The Lightweight, Recycled Works of Malafor’s Blow Sofa

Fresh off the three-day weekend, it’s always nice to begin a shortened working week with a brand new word. Today, the vocabulary builder happens to be “dunnage,” a word that to all intents and purposes would seem to lie midway between “dun” and “tunnage.” And indeed it does—as both the sound and the meaning is especially apropos of the movement metaphor wrought by Malafor’s Blow Sofa.

Blow Sofa. Designed and Manufactured by Malafor.

The Blow Sofa is Recycled, Recyclable, and Affordable

All three of the words alluded to above have a maritime signification, and there’s definitely something sea-worthy about Blow—a collapsible, portable, lightweight piece constructed from thin metal poles and “100% recycled paper dunnage bags.”

Blow Sofa. Designed and Manufactured by Malafor.

The item ships as a flat pack parcel, as all that’s required to bring it to fully-inflated and fully-supportive life is a pair of decent lungs and the accompanying rubber straps to tie the works together—to batten down the hatches, as it were.

Blow Sofa. Designed and Manufactured by Malafor.

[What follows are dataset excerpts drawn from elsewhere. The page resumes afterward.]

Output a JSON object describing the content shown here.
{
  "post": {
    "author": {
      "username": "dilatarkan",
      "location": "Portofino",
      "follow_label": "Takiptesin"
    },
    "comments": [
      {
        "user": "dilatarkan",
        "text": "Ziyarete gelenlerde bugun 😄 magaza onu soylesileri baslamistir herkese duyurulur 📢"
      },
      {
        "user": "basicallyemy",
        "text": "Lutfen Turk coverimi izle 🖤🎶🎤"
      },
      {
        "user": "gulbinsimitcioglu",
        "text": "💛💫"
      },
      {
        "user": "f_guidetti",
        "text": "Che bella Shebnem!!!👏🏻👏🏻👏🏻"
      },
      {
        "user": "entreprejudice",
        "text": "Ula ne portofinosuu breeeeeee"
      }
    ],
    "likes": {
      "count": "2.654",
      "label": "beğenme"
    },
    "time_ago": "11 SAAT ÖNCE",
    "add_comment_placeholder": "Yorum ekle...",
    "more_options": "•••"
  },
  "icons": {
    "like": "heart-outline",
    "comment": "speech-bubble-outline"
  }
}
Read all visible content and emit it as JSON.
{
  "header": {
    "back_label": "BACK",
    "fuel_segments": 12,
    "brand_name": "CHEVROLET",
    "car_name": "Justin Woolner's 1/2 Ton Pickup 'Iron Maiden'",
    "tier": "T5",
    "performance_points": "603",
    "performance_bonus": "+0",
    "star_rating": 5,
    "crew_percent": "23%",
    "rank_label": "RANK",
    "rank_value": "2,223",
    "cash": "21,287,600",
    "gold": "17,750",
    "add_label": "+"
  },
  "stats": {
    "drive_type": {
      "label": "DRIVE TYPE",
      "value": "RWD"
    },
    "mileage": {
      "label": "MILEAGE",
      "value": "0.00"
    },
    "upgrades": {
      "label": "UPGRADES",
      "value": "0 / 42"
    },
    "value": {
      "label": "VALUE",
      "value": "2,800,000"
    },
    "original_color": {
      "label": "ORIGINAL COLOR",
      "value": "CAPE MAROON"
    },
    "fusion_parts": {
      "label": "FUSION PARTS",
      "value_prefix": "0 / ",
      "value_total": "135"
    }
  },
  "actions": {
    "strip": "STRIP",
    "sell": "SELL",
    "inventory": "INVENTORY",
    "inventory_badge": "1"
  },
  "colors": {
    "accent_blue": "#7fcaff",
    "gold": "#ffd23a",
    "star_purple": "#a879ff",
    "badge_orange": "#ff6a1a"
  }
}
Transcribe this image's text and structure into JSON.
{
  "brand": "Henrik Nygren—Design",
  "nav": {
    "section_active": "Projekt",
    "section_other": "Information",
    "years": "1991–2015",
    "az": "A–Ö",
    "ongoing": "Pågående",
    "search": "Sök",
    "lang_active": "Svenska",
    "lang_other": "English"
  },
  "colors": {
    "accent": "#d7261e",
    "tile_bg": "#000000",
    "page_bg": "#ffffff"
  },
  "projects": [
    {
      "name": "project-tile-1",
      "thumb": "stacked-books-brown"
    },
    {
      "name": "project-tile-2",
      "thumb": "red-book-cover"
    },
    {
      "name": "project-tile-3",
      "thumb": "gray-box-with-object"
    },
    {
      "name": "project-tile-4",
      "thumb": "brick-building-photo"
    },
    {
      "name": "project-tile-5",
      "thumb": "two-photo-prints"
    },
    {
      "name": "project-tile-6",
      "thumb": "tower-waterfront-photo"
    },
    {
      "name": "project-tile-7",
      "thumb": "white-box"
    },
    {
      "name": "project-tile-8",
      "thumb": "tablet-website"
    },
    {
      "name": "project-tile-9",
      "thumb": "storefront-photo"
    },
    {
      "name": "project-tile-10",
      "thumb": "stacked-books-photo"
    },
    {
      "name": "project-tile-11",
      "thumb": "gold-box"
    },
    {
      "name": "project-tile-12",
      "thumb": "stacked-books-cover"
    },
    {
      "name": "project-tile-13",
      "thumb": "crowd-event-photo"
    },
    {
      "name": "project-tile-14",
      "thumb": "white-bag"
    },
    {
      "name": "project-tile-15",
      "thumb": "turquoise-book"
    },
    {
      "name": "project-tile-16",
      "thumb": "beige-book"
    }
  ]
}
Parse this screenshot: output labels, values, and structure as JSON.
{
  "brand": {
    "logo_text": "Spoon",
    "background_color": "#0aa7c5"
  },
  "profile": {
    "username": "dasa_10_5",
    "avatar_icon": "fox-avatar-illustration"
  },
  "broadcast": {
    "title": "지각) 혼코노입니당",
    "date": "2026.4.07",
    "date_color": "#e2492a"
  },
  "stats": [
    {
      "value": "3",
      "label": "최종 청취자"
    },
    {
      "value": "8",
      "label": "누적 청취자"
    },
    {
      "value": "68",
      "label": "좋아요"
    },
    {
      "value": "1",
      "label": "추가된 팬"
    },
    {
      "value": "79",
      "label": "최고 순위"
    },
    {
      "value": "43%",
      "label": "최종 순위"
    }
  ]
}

That’s not to say that the Blow Sofa forecasts threatening weather, in either the literal or figurative sense. To the contrary (and owing to their origin as packing material to protect a ship’s contents during transport) the dunnage bags are ultra-durable and exceptionally tough, containing two layers of paper and a plastic liner throughout the interior. And should one of them encounter some mishap or another, the bags are inexpensive and easy to replace.

Via Mbetwoart.

About the Manufacturer: Design-Build firm Malafor hails from Poland, which fact might bias them toward a certain regionalism, but—as they say—“Our products are stateless. They prove to the world.” Pieces like the intriguing Trunks and the utilitarian Pipeline Bookcase have recently proved to the world at the Polish Pavilion at Expo 2010 in Shanghai, the Seoul Design Fair, and the Salone Satellite 2010 in Milan.